Sonja: Ein solches Konzept ist sicherlich nur dann umsetzbar, wenn der Kunde großes Vertrauen in eure Lichtkenntnisse setzt?

Hendrik: Über zehn Jahren haben wir geschafft, ganz unterschiedliche Facetten dieser alten Marke Gaggenau zu beleuchten, sodass wir mit dem 333-jährigen Jubiläum nicht nur die Pop Up-Restaurants, sondern einen ganzen Themenzyklus ausarbeiten konnten, samt Messestand auf der Eurocucina in Mailand, der eher etwas Museales hatte. Dieser Messestand stellte ein abstrahiertes, fragmentiertes Wohnhaus dar, das die komplette Lifestyle-Welt von Gaggenau abzeichnet. Vor dem Haus ein geparktes Auto, bis hin zu Licht und Ausstattungsgegenständen im Innenraum und besondere Materialien, die einen holistischen Ansatz abzeichnen. Es gibt sogar ein Patio, in dem wir mit Pflanzen arbeiten, und von der Lichtinszenierung war die Herausforderung, mit unterschiedlichen Lichtqualitäten einen Innen- und Außenraum abzugrenzen. Schon allein diese große, 20 Meter lange Wand homogen auszuleuchten, war nicht einfach.

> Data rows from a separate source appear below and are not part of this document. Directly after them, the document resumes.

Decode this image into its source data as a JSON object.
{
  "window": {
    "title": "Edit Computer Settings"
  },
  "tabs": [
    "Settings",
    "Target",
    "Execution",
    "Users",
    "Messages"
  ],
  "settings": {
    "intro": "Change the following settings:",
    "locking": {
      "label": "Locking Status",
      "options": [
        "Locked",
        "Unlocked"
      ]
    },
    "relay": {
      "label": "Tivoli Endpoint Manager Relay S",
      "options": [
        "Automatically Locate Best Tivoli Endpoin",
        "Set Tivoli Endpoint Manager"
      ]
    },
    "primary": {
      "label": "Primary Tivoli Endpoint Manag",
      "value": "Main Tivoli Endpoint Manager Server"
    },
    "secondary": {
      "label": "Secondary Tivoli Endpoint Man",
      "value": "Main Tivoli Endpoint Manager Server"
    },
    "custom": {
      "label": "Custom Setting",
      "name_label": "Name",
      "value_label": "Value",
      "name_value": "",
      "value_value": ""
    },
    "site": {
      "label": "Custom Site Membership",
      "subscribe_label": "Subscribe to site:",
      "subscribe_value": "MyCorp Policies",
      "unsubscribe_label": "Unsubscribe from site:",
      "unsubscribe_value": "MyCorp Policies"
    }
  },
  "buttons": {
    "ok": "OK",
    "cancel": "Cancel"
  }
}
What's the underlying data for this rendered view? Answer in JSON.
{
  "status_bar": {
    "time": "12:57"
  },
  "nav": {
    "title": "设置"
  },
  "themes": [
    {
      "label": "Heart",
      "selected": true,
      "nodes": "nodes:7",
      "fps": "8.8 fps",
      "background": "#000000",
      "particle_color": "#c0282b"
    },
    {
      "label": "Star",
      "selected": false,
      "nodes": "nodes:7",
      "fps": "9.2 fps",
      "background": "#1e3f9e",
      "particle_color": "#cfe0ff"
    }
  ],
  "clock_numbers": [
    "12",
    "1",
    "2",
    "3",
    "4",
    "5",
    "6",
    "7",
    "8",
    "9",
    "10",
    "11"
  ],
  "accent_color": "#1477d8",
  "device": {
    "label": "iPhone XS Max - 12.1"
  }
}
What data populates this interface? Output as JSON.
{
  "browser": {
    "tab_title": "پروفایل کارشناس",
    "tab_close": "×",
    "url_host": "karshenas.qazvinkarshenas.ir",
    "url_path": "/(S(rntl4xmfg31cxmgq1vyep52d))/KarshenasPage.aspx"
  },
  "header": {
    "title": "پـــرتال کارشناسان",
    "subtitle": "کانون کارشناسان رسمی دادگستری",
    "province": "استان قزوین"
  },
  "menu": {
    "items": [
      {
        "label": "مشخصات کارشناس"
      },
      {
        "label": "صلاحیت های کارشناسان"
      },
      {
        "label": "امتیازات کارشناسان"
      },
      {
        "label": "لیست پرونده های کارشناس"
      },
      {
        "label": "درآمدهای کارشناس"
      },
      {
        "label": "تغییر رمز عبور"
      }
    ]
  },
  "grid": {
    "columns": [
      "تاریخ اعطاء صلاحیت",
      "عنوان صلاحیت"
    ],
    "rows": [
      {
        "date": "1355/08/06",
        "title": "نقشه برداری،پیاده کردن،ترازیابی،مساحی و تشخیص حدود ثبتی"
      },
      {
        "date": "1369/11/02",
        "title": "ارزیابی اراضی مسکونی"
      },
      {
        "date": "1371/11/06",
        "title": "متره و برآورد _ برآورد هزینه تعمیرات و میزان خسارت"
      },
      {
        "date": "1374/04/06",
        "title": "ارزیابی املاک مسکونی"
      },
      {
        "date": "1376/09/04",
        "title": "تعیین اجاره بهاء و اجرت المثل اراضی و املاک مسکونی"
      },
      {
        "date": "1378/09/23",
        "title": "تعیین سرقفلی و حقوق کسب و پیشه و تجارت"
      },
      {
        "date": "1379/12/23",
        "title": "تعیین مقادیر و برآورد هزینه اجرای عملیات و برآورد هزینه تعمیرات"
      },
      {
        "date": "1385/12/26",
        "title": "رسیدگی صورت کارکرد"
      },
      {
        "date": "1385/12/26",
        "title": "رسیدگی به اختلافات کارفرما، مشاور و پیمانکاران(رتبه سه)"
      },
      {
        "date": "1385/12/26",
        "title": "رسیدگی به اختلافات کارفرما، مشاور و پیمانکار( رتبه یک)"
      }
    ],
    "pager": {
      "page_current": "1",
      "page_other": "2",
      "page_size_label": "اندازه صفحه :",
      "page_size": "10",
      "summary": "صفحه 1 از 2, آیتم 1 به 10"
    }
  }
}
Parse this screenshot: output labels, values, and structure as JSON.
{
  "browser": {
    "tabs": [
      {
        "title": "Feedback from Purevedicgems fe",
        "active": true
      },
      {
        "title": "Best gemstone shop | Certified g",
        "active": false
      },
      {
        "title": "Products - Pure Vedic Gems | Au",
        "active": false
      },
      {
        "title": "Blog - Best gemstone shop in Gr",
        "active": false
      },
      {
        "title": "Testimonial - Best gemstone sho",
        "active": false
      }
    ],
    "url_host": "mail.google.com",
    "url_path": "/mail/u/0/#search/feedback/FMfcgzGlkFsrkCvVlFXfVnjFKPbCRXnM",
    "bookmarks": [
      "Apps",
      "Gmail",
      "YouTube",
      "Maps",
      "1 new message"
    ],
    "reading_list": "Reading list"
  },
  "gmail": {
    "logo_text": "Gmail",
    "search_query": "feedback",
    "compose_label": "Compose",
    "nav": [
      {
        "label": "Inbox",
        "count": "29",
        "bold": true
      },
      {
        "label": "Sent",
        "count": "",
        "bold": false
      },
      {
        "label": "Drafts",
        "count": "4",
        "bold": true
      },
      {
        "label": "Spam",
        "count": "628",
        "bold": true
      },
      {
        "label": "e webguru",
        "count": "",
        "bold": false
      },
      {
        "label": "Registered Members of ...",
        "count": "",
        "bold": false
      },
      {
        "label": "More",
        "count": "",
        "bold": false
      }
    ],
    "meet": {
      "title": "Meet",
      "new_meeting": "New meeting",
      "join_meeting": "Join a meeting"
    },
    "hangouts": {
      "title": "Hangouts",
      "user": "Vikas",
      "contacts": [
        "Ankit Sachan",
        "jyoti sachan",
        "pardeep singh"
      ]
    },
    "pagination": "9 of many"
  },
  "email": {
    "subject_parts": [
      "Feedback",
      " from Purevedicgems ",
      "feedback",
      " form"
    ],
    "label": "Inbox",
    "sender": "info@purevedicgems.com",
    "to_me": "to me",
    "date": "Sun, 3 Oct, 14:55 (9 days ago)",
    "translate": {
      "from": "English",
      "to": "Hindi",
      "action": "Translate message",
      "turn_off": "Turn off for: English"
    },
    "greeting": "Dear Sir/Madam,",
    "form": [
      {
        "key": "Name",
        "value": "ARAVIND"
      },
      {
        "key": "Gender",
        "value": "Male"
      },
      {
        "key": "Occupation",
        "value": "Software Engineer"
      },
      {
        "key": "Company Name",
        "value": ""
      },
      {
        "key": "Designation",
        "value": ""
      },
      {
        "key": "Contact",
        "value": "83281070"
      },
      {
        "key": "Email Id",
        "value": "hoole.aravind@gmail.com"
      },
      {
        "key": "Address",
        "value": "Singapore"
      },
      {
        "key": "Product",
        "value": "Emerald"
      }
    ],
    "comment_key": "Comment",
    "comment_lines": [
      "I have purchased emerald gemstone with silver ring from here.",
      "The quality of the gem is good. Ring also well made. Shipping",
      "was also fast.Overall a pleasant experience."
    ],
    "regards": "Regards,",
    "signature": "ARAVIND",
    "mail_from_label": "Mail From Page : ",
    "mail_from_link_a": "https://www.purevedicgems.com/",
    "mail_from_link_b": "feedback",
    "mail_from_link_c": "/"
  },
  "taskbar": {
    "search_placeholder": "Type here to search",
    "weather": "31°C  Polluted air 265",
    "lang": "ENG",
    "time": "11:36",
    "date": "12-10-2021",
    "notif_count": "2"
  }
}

Sonja: Wo kommt bei solchen holistischen, ganzheitlichen Projekten deine Inspiration her? Gehst du viel in die Natur oder hast mittlerweile einfach viel Erfahrung?

Hendrik: Ich sammle in meinem Kopf sehr viele Dinge. John Pawson, ein Architekt aus London, der relativ minimalistisch arbeitet, hat ein Buch geschrieben, das eher wie ein Ausstellungskatalog wirkt und „Visual Inventory“ heißt. In dem Buch sind Bilder abgedruckt, die er in seinem Kopf über längere Zeit mit sich herumträgt. So geht es mir auch – ich speichere Dinge, die ich sehe, und habe ein gewisses Repertoire, aus dem ich immer schöpfen kann. Das ist nicht nur durch Architektur inspiriert, sondern auch durch Kunst, Mode oder sämtliche Alltagsmomente, die mich interessieren. Filme sind auch eine große Inspirationsquelle für mich. David Lynch zum Beispiel war visuell sehr inspirierend für mich, in Bezug auf das Schwarzwald-Konzept hatte ich die Szenerie der „Twin Peaks“-Serie, genauer gesagt, die Black Lodge vor Augen. Der geheimnisvollen Ort im Wald war in unserer Inszenierung hingegen die Gaggenauer Nagelschmiede. (lacht)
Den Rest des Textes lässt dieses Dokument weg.